While investors with itchy trigger fingers sell off assets at the slightest sign of trouble, it leaves room for the patient prognosticators to buy on the cheap. It’s always inevitable that some people will panic during an event like this, so rather than contribute to it, you should see it as a prime opening to diversify while others are fleeing. Experts are forecasting long-tern gains for European equities over the long-term, thanks largely to the asset purchase program introduced by the European Central Bank.

Invest for Long-Term Gains

When faced with times of uncertainty, it’s important to remind yourself that shrewd investors are much more concerned with tracking the long-term success of their assets, and don’t lose their nerve in the face of moderate short-term losses. If you already have a well-diversified, robust portfolio the long-term health of your investments should be secure; if not, use this as an opportunity to strengthen your financial situation.

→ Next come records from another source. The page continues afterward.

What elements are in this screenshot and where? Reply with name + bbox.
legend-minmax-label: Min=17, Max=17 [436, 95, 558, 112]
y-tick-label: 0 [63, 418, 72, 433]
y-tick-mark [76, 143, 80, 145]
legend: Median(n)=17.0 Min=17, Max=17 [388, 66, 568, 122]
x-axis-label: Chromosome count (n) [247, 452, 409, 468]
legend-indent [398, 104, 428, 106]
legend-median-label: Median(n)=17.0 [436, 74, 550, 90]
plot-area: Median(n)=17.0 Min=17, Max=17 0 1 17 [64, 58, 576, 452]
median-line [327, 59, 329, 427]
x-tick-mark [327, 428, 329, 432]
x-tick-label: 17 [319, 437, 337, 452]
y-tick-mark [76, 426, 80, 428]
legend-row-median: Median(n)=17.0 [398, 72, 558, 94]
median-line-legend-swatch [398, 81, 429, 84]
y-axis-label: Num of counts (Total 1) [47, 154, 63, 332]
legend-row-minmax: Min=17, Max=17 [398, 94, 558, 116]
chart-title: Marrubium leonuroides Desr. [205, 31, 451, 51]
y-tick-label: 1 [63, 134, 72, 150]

As Goes Greece Doesn’t Go the Rest of Europe

One of the most prominent fears concerning the fallout of the Greek debt crisis is that their potential exit from the Eurozone will lead to the collapse of the Euro and a sustained period of recession for the other European countries. While these events will definitely have lasting consequences for the citizens of Greece, the Greek economy is not a driver of the global markets in the mold of Germany or the U.K. Since much of Greece’s debt is now under the control of the International Monetary Fund, it is unlikely that this will result in bank failure on a worldwide scale.

Large-Scale Panic is Still Unlikely

Memories of the past have a persuasive influence on our visions of what will happen in the future. For American investors who have lived through the crashes of 1987 and 2008, and have relatives who shared stories from the Great Depression, it’s understandable that the events in Greece may signal the beginnings a familiar situation. In this case, it’s most likely that Greece will have to bear the long-term burden of their default, while the US markets are in position to rebound from any short term shocks.